長身銀髪の男が再び攻撃の予備動作を見せると…。

 

「ひぇぇぇぇぇぇぇぇえ、おぼえてろぉぉぉ!!」

 

百年位前な感じのする捨て台詞を吐いて逃げて行った。

 

「ちっ、逃がしたか。根性のない奴め。皆さんお騒がせしました〜、もう終わりましたのでご迷惑お掛けしました〜

 

長身銀髪の男は大声をあげて通りの人たちに謝ってる。律儀な人ね〜。

それを聞いて遠巻きにケンカ()を見ていた人たちが離れ出す。

 

「おい、アル。今のはやりすぎじゃないか?」

「あっ、先輩!!居たんですか〜?」

 

へっ?

ネレウスとさっきの長身銀髪の男が仲良く喋ってる。

何!?なに?!知り合いだったの?!

 

「あら?ネレウス、知り合い?」

「あぁ、仕事仲間の後輩だ」

「噂はかねがね聞いております、先輩の奥さんでしたっけ?いやぁ〜きれいな人ですね〜。僕はアルフレッド・グローリーと申します。

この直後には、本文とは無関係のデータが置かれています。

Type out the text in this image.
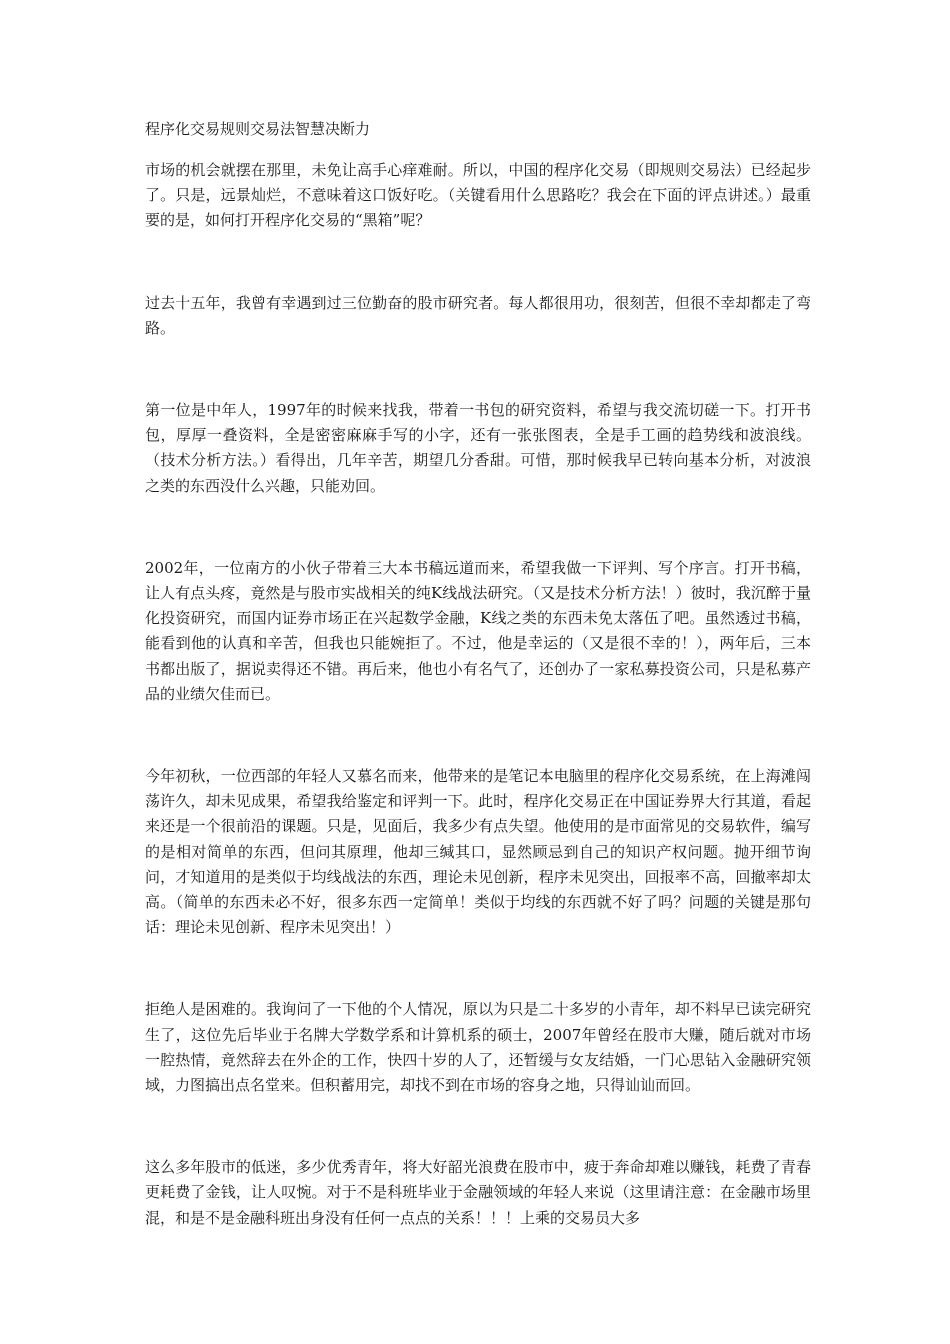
程序化交易规则交易法智慧决断力

市场的机会就摆在那里，未免让高手心痒难耐。所以，中国的程序化交易（即规则交易法）已经起步了。只是，远景灿烂，不意味着这口饭好吃。（关键看用什么思路吃？我会在下面的评点讲述。）最重要的是，如何打开程序化交易的“黑箱”呢？

过去十五年，我曾有幸遇到过三位勤奋的股市研究者。每人都很用功，很刻苦，但很不幸却都走了弯路。

第一位是中年人，1997年的时候来找我，带着一书包的研究资料，希望与我交流切磋一下。打开书包，厚厚一叠资料，全是密密麻麻手写的小字，还有一张张图表，全是手工画的趋势线和波浪线。（技术分析方法。）看得出，几年辛苦，期望几分香甜。可惜，那时候我早已转向基本分析，对波浪之类的东西没什么兴趣，只能劝回。

2002年，一位南方的小伙子带着三大本书稿远道而来，希望我做一下评判、写个序言。打开书稿，让人有点头疼，竟然是与股市实战相关的纯K线战法研究。（又是技术分析方法！）彼时，我沉醉于量化投资研究，而国内证券市场正在兴起数学金融，K线之类的东西未免太落伍了吧。虽然透过书稿，能看到他的认真和辛苦，但我也只能婉拒了。不过，他是幸运的（又是很不幸的！），两年后，三本书都出版了，据说卖得还不错。再后来，他也小有名气了，还创办了一家私募投资公司，只是私募产品的业绩欠佳而已。

今年初秋，一位西部的年轻人又慕名而来，他带来的是笔记本电脑里的程序化交易系统，在上海滩闯荡许久，却未见成果，希望我给鉴定和评判一下。此时，程序化交易正在中国证券界大行其道，看起来还是一个很前沿的课题。只是，见面后，我多少有点失望。他使用的是市面常见的交易软件，编写的是相对简单的东西，但问其原理，他却三缄其口，显然顾忌到自己的知识产权问题。抛开细节询问，才知道用的是类似于均线战法的东西，理论未见创新，程序未见突出，回报率不高，回撤率却太高。（简单的东西未必不好，很多东西一定简单！类似于均线的东西就不好了吗？问题的关键是那句话：理论未见创新、程序未见突出！）

拒绝人是困难的。我询问了一下他的个人情况，原以为只是二十多岁的小青年，却不料早已读完研究生了，这位先后毕业于名牌大学数学系和计算机系的硕士，2007年曾经在股市大赚，随后就对市场一腔热情，竟然辞去在外企的工作，快四十岁的人了，还暂缓与女友结婚，一门心思钻入金融研究领域，力图搞出点名堂来。但积蓄用完，却找不到在市场的容身之地，只得讪讪而回。

这么多年股市的低迷，多少优秀青年，将大好韶光浪费在股市中，疲于奔命却难以赚钱，耗费了青春更耗费了金钱，让人叹惋。对于不是科班毕业于金融领域的年轻人来说（这里请注意：在金融市场里混，和是不是金融科班出身没有任何一点点的关系！！！上乘的交易员大多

気軽にアルと呼んでください」

 

そう言ってアリスさんに握手をする。

そのあとこっちを見て…。

 

「あれ?先輩お子さん居ましたっけ?まさか!!隠し――ごぶへっ!!」

「違うわぁ!!」

「そうなんですか!?じゃあ不倫あ――ごぶへっ!!」

「あほかぁぁぁ!!少し事情があってその子をリートスで連れてかなきゃならないんだよ」

 

2連続でネレウスの拳を頭に喰らうアルさん。

一言多いんだね、この人。

 

「そうなんですか?僕はてっきりまた何かドロドロとした物があるのかと思いましたよ」

「もう一発殴られたいか?」

「あらあら、愉快な人ね」

「いえ、遠慮しときます。まぁ、話は店の中ででもってドア壊したままだったかぁ〜。すまんオヤジ、今直す〜」

 

そう言うとアルさんはドアの前に何か丸い模様を描き始めた。

 

「おい、アル。俺がやろうか?お前は時間かかるだろ?」

「いえいえ先輩、これ位スグですよ、それに僕がこわしちゃいましたからねぇぇ」

 

アルさんはそう言いながらせっせと模様を描き続ける。

そうしているうちに魔方陣みたいなのが書きあがった。

 

「まぁ、見ててくださいって、先輩」

「あれ何やってるの?」

 

私は疑問をネレウスにぶつける。

 

「あぁ、直してるんだよ。ドアを魔で」

「魔って、あの摩訶不思議術ですか?それなら呪文を唱えるんじゃ?」

「普通はそうなんだがあいつはちょっとな…。いろいろあるんだよ」

 

そうこう言ってるうちにドアは新品同様に奇麗に修理されていた。

 

「よっこいしょっと…。そこのお嬢さんの疑問ももっともです。名前は?お譲ちゃん?」

 

アルさんがこっち向いて立ち上がる。

うわぁ〜、やっぱり近づくと背は高い…。

すんなり見下ろされてしまう。

 

「晴菜…。美咲 晴菜よ」

「晴菜、あんまり聞かない名前ですねぇ〜。まぁそんなことは置いといてさっきの疑問ですが僕は呪文を詠唱できないんですよ、生まれつきね」

 

そう言うとアルさんは笑いながら店の中に入って行った。